Expansion Theorem for Determinants/Corollary

Corollary to Expansion Theorem for Determinants

Let $\mathbf A = \sqbrk a_n$ be a square matrix of order $n$.

Let $D = \map \det {\mathbf A}$ be the determinant of $\mathbf A$.

Let $a_{p q}$ be an element of $\mathbf A$.

Let $A_{p q}$ be the cofactor of $a_{p q}$ in $D$.

Let $\delta_{rs}$ be the Kronecker delta.

Then:

$(1): \quad \displaystyle \forall r \in \closedint 1 n: \sum_{k \mathop = 1}^n a_{r k} A_{s k} = \delta_{r s} D$
$(2): \quad \displaystyle \forall r \in \closedint 1 n: \sum_{k \mathop = 1}^n a_{k r} A_{k s} = \delta_{r s} D$

That is, if you multiply each element of a row or column by the cofactor of another row or column, the sum of those products is zero.

Proof

Let $D'$ be the determinant obtained by replacing row $s$ with row $r$.

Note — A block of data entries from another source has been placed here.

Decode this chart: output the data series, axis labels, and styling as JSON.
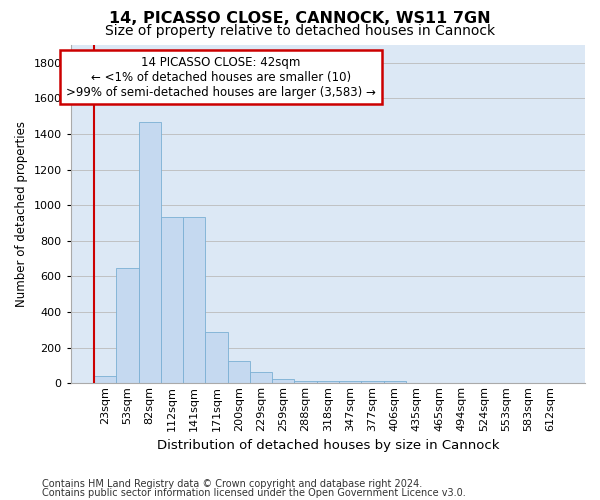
{
  "title": "14, PICASSO CLOSE, CANNOCK, WS11 7GN",
  "subtitle": "Size of property relative to detached houses in Cannock",
  "xlabel": "Distribution of detached houses by size in Cannock",
  "ylabel": "Number of detached properties",
  "categories": [
    "23sqm",
    "53sqm",
    "82sqm",
    "112sqm",
    "141sqm",
    "171sqm",
    "200sqm",
    "229sqm",
    "259sqm",
    "288sqm",
    "318sqm",
    "347sqm",
    "377sqm",
    "406sqm",
    "435sqm",
    "465sqm",
    "494sqm",
    "524sqm",
    "553sqm",
    "583sqm",
    "612sqm"
  ],
  "values": [
    40,
    650,
    1470,
    935,
    935,
    290,
    125,
    65,
    25,
    10,
    10,
    10,
    10,
    10,
    0,
    0,
    0,
    0,
    0,
    0,
    0
  ],
  "bar_color": "#c5d9f0",
  "bar_edge_color": "#7bafd4",
  "annotation_line1": "14 PICASSO CLOSE: 42sqm",
  "annotation_line2": "← <1% of detached houses are smaller (10)",
  "annotation_line3": ">99% of semi-detached houses are larger (3,583) →",
  "annotation_box_facecolor": "white",
  "annotation_box_edgecolor": "#cc0000",
  "red_line_color": "#cc0000",
  "ylim": [
    0,
    1900
  ],
  "yticks": [
    0,
    200,
    400,
    600,
    800,
    1000,
    1200,
    1400,
    1600,
    1800
  ],
  "grid_color": "#bbbbbb",
  "bg_color": "#dce8f5",
  "footer1": "Contains HM Land Registry data © Crown copyright and database right 2024.",
  "footer2": "Contains public sector information licensed under the Open Government Licence v3.0.",
  "title_fontsize": 11.5,
  "subtitle_fontsize": 10,
  "xlabel_fontsize": 9.5,
  "ylabel_fontsize": 8.5,
  "tick_fontsize": 8,
  "annotation_fontsize": 8.5,
  "footer_fontsize": 7
}
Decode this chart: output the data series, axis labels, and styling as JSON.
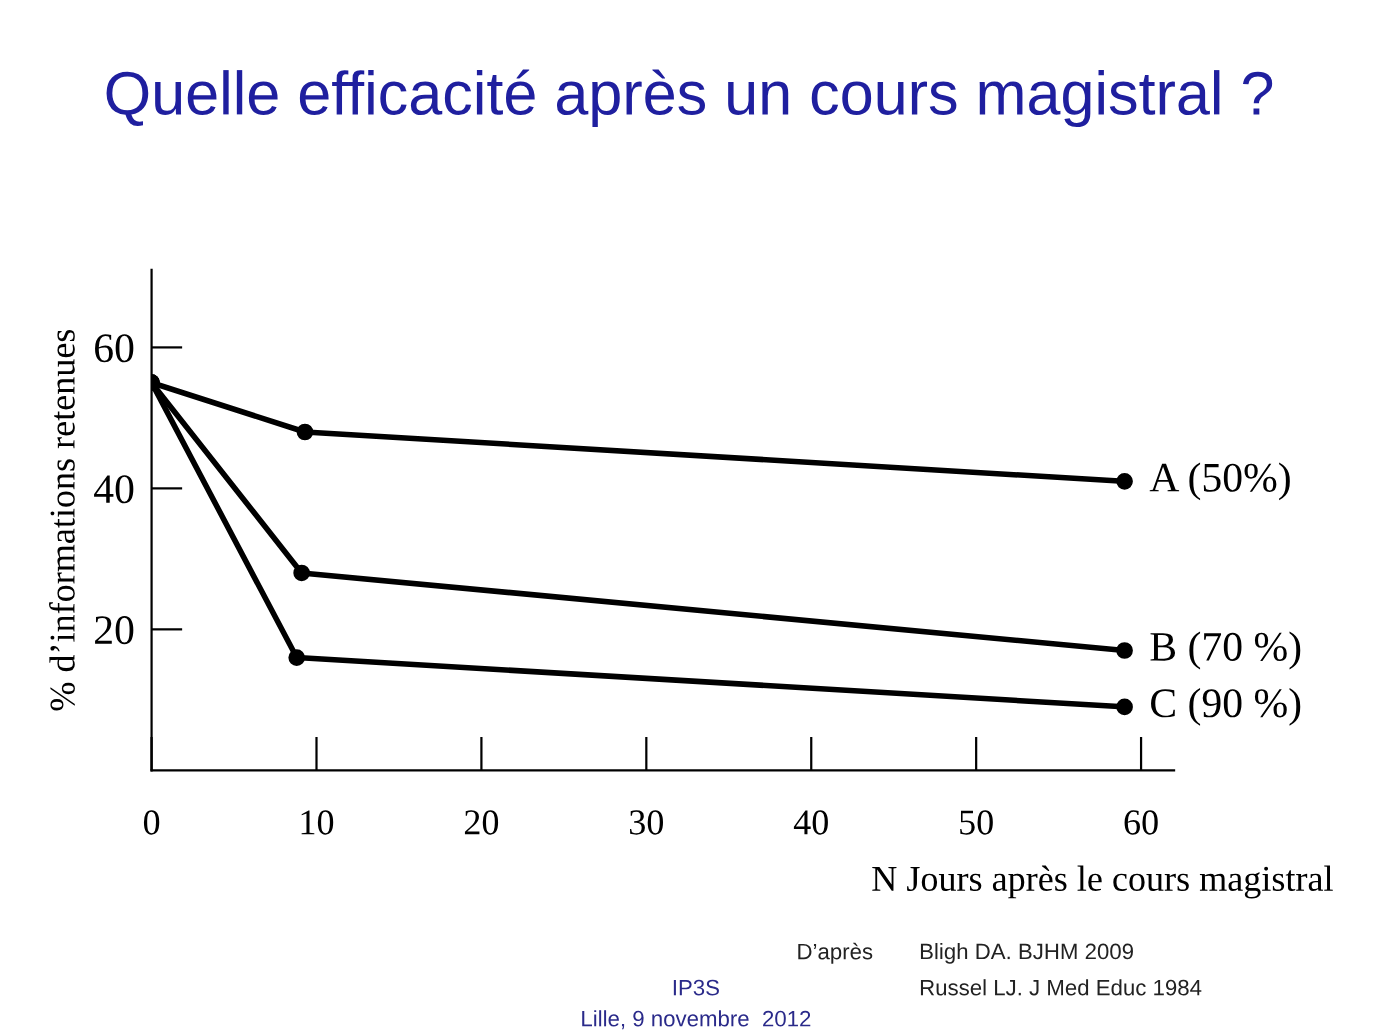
{
  "chart_data": {
    "type": "line",
    "title": "Quelle efficacité après un cours magistral ?",
    "xlabel": "N Jours après le cours magistral",
    "ylabel": "% d’informations retenues",
    "series": [
      {
        "name": "A (50%)",
        "color": "#000000",
        "x": [
          0,
          9.3,
          59
        ],
        "values": [
          55,
          48,
          41
        ]
      },
      {
        "name": "B (70 %)",
        "color": "#000000",
        "x": [
          0,
          9.1,
          59
        ],
        "values": [
          55,
          28,
          17
        ]
      },
      {
        "name": "C (90 %)",
        "color": "#000000",
        "x": [
          0,
          8.8,
          59
        ],
        "values": [
          55,
          16,
          9
        ]
      }
    ],
    "xlim": [
      0,
      62
    ],
    "xticks": [
      0,
      10,
      20,
      30,
      40,
      50,
      60
    ],
    "ylim": [
      0,
      71
    ],
    "yticks": [
      20,
      40,
      60
    ],
    "marker": "circle",
    "line_style": "solid",
    "grid": false,
    "legend": false,
    "annotations": [
      "D’après",
      "Bligh DA. BJHM 2009",
      "Russel LJ. J Med Educ 1984",
      "IP3S",
      "Lille, 9 novembre  2012"
    ]
  }
}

Let $a'_{ij}$ be an element of $D'$.

Then:

$a'_{ij} = \begin {cases} a_{ij} & : i \ne s \\ a_{rj} & : i = s \end {cases}$

Let the cofactor of $a'_{ij}$ in $D'$ be denoted by $A'_{i j}$.

Then:

$\forall k \in \closedint 1 n: A'_{s k} = A_{s k}$

So by the Expansion Theorem for Determinants:

$\displaystyle D' = \sum_{k \mathop = 1}^n a'_{s k} A'_{s k}$

But the $r$th and $s$th rows are identical.

$D' = 0$

Hence the result.

The result for columns follows from Determinant of Transpose.

$\blacksquare$